There are three concerns relating to the power supply of these products: the effects of Power Supply Noise upon the conversion process, the Digital Output Effect Upon Noise upon the conversion process, and Power Management of the product.
Because the supply voltage of the ADCS747x is the reference voltage, any noise greater than 1/2 LSB in amplitude has some effect upon the converter noise performance. This effect is proportional to the input voltage level. The power supply must receive all the considerations of a reference voltage as far as stability and noise is concerned. Using the same supply voltage for these devices as is used for digital components leads to degraded noise performance.
The charging of any output load capacitance requires current from the digital supply, VDD. The current pulses required from the supply to charge the output capacitance causes voltage variations at the ADC supply line. If these variations are large enough, they could degrade SNR and SINAD performance of the ADC. Similarly, discharging the output capacitance when the digital output goes from a logic high to a logic low dumps current into the die substrate, causing ground bounce noise in the substrate that degrades noise performance if that current is large enough. The larger the output capacitance, the more current flows through the device power supply line and die substrate and the greater is the noise coupled into the analog path.
The first solution to keeping digital noise out of the power supply is to decouple the supply from any other components or use a separate supply for the ADC. To keep noise out of the supply, keep the output load capacitance as small as practical. If the load capacitance is greater than 50 pF, use a 100-Ω series resistor at the ADC output, located as close to the ADC output pin as practical. This limits the charge and discharge current of the output capacitance and improve noise performance. Because the series resistor and the load capacitance form a low frequency pole, verify signal integrity when the series resistor is added.
When ADCS747x is operated continuously in normal mode, throughput up to 1 MSPS can be achieved. The user may trade throughput for power consumption by simply performing fewer conversions per unit time and putting the ADCS747x into shutdown mode between conversions. This method is not advantageous beyond 350-kSPS throughput.

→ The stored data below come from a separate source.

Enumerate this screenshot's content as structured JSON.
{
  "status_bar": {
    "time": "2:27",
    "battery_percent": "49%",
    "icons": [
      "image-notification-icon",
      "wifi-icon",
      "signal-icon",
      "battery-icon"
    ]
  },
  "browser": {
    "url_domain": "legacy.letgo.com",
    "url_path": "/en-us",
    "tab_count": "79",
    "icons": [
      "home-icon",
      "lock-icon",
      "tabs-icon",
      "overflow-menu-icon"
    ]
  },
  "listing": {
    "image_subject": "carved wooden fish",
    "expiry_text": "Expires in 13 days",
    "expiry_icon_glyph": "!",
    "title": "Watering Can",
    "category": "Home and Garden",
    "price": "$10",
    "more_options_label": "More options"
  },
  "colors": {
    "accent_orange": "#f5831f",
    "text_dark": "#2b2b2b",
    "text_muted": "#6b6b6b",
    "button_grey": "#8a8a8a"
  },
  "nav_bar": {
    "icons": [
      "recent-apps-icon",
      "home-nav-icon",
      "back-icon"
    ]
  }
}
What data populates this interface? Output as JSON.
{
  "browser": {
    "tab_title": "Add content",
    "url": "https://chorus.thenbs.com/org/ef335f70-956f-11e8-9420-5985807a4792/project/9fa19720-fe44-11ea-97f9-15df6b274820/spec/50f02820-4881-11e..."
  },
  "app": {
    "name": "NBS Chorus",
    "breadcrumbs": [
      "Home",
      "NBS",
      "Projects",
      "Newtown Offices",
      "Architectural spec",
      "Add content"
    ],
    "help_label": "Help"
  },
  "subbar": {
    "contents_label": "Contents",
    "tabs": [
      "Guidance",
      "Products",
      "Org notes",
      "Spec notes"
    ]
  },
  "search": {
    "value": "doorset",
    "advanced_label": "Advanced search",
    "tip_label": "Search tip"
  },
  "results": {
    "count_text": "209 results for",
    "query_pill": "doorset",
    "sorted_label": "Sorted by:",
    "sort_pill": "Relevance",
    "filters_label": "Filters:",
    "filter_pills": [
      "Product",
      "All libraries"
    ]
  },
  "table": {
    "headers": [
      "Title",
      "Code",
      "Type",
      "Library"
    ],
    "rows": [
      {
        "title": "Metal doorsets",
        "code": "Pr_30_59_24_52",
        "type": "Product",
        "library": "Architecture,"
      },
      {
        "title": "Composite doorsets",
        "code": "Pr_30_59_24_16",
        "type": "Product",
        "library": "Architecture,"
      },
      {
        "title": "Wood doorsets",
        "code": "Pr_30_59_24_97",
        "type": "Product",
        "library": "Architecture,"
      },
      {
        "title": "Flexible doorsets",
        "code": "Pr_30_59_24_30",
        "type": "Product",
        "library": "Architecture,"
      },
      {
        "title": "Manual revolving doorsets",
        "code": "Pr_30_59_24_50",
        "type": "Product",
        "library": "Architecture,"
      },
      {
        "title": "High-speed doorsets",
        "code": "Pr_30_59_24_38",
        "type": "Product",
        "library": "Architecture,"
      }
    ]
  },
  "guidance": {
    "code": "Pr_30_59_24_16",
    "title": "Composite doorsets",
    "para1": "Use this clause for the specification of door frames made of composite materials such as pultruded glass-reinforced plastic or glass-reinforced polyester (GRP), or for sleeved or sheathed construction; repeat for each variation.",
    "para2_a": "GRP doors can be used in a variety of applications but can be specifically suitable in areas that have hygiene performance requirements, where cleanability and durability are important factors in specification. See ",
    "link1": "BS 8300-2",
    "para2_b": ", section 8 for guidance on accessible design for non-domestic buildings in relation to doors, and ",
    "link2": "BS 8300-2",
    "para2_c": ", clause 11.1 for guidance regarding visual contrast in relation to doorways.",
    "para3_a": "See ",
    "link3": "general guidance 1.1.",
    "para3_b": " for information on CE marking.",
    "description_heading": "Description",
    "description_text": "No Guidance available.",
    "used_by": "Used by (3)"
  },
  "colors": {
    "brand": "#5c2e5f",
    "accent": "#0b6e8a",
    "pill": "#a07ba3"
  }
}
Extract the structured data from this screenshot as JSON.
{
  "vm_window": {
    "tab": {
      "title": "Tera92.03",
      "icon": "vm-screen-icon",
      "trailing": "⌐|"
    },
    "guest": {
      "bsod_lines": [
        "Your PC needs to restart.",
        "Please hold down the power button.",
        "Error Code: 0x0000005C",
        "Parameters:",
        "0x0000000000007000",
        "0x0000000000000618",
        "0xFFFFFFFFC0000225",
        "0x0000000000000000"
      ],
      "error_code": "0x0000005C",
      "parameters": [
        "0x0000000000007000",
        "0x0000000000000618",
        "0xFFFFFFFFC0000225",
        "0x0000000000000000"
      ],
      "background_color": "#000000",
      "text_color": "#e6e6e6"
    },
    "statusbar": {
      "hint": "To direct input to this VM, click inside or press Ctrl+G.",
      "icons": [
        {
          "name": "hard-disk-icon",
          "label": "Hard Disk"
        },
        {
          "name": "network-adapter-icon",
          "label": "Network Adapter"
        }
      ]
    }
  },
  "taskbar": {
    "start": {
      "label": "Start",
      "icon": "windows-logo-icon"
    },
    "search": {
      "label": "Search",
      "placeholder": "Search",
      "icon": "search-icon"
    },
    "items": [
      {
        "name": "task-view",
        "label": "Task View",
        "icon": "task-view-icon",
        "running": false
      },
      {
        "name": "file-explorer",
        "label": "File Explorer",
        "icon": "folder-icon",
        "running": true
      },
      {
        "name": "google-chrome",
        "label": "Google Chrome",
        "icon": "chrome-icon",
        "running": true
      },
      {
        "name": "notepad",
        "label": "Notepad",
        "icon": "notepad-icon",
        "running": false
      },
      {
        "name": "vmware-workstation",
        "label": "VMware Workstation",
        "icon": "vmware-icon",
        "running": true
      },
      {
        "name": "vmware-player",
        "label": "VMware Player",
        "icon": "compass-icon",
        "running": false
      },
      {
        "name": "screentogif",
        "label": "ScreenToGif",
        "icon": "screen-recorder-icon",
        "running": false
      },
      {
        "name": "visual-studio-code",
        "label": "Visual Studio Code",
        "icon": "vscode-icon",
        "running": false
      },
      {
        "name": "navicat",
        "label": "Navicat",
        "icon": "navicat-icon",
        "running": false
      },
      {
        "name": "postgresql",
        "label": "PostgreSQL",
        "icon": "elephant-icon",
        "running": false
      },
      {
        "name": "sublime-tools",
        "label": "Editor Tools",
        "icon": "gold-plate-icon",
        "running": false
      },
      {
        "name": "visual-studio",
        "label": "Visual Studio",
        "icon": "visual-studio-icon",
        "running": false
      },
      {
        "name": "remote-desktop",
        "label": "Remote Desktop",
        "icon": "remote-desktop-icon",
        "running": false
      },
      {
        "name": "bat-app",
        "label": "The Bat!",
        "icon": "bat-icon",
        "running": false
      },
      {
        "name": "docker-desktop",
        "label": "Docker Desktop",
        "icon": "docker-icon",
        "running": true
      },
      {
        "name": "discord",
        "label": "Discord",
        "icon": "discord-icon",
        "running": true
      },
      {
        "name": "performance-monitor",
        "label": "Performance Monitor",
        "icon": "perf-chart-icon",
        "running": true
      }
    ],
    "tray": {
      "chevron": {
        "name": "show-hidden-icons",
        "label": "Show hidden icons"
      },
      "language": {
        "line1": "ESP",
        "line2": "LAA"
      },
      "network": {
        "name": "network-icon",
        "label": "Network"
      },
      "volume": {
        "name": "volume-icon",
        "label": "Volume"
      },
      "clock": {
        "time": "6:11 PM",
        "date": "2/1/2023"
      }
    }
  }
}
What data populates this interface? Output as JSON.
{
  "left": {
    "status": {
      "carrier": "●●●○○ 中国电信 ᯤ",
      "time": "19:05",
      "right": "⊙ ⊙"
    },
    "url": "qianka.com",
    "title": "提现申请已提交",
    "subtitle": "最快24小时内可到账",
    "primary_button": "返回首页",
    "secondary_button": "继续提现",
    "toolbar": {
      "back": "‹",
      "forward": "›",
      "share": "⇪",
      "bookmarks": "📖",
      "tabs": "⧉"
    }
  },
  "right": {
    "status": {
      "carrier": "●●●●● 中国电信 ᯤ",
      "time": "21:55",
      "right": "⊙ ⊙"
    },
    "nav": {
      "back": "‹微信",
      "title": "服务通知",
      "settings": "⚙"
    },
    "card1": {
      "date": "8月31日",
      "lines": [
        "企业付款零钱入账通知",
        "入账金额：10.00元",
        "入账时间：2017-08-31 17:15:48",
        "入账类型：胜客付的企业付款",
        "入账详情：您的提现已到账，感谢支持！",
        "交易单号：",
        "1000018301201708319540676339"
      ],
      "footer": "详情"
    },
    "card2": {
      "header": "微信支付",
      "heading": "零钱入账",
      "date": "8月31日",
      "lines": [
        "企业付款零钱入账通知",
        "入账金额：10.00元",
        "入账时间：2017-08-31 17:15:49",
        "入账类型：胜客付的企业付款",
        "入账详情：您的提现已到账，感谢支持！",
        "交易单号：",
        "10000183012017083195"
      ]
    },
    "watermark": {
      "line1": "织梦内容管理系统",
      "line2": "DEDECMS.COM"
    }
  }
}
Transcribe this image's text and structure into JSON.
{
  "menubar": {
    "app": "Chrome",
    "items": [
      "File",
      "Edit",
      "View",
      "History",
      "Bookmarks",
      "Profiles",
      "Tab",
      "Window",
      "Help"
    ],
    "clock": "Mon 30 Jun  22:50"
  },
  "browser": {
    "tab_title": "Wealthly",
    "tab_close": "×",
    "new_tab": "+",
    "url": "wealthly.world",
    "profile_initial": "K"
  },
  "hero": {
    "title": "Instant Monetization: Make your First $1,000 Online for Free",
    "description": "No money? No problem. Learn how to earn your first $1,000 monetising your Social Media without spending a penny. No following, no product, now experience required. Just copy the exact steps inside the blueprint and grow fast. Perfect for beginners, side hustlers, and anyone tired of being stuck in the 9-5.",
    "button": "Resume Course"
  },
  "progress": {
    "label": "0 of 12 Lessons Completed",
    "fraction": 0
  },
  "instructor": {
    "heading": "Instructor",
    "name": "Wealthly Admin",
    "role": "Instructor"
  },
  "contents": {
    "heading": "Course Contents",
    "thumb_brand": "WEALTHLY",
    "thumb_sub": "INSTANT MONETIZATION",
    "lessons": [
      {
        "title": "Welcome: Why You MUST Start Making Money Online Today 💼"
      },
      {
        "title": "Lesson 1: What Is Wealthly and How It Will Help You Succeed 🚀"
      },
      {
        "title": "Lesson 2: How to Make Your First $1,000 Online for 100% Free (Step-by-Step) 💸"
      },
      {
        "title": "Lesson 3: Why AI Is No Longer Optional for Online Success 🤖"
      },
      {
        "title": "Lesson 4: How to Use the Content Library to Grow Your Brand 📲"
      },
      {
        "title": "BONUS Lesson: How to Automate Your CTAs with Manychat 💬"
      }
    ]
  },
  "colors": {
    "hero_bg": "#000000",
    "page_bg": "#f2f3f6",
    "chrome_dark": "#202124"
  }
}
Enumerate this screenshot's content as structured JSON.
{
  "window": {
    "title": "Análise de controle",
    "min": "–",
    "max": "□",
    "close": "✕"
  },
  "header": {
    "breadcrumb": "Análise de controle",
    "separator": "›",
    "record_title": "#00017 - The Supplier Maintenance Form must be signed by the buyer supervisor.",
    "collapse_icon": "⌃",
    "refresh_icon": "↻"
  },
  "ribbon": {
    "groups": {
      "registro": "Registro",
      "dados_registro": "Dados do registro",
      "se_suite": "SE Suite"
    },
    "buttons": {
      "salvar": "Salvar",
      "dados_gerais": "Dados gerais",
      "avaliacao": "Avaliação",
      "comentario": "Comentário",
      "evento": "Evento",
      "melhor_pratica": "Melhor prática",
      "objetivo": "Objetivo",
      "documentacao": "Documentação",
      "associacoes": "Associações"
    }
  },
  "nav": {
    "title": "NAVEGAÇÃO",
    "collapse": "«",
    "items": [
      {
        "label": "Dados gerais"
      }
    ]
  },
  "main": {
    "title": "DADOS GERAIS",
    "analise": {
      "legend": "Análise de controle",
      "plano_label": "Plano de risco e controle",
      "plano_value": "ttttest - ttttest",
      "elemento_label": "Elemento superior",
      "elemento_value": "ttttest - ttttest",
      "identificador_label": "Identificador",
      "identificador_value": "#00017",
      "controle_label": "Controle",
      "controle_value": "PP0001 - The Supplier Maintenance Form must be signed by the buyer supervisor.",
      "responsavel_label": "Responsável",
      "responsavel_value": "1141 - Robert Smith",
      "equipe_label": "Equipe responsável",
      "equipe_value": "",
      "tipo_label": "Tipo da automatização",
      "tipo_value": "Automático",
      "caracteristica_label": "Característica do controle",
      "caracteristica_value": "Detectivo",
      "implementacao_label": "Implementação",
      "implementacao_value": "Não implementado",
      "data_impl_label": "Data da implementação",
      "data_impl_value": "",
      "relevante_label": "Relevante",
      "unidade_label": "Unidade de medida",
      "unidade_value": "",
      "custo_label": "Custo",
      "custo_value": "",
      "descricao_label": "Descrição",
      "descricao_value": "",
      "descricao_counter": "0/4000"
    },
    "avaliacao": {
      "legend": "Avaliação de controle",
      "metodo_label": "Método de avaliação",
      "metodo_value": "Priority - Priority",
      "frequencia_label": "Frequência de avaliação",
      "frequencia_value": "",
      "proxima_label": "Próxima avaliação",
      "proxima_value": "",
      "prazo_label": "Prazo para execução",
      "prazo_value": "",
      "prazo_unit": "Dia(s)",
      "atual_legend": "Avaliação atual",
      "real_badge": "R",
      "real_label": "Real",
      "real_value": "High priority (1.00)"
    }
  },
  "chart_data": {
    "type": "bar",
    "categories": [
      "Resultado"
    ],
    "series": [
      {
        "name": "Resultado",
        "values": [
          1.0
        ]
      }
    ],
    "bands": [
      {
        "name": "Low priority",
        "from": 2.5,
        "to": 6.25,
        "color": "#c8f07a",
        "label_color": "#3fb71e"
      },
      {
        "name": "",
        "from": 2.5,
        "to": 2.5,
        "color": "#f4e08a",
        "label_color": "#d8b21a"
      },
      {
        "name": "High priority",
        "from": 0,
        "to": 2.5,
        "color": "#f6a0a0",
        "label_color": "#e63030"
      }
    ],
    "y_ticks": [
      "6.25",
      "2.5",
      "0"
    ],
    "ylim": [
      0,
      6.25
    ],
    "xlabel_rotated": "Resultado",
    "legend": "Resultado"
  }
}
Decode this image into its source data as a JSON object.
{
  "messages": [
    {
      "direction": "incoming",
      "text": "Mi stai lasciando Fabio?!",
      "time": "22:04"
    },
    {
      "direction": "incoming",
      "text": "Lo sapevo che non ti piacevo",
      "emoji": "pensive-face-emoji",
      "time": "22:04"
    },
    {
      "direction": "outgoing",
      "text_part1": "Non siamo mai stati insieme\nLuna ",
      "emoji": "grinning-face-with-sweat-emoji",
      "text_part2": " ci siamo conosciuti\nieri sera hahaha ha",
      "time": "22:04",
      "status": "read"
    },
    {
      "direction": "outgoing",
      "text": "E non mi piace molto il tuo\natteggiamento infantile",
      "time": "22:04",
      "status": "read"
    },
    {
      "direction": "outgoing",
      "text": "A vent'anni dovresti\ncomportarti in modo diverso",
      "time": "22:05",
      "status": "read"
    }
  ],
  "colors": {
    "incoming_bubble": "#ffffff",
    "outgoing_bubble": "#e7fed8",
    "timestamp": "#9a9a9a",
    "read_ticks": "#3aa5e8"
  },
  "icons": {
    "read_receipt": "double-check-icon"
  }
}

A plot of maximum power consumption versus throughput is shown in Figure 35. To calculate the power consumption for a given throughput, remember that each time the part exits shutdown mode and enters normal mode, one dummy conversion is required. Generally, the user puts the part into normal mode, execute one dummy conversion followed by one valid conversion, and then put the part back into shutdown mode. When this is done, the fraction of time spent in normal mode may be calculated by multiplying the throughput (in samples per second) by 2 µs, the time taken to perform one dummy and one valid conversion. The power consumption can then be found by multiplying the fraction of time spent in normal mode by the normal mode power consumption figure. The power dissipated while the part is in shutdown mode is negligible.
For example, to calculate the power consumption at 300 kSPS with VDD = 5 V, begin by calculating the fraction of time spent in normal mode: 300,000 samples/second x 2 µs = 0.6, or 60%. The power consumption at 300 kSPS is then 60% of 17.5 mW (the maximum power consumption at VDD = 5 V) or 10.5 mW.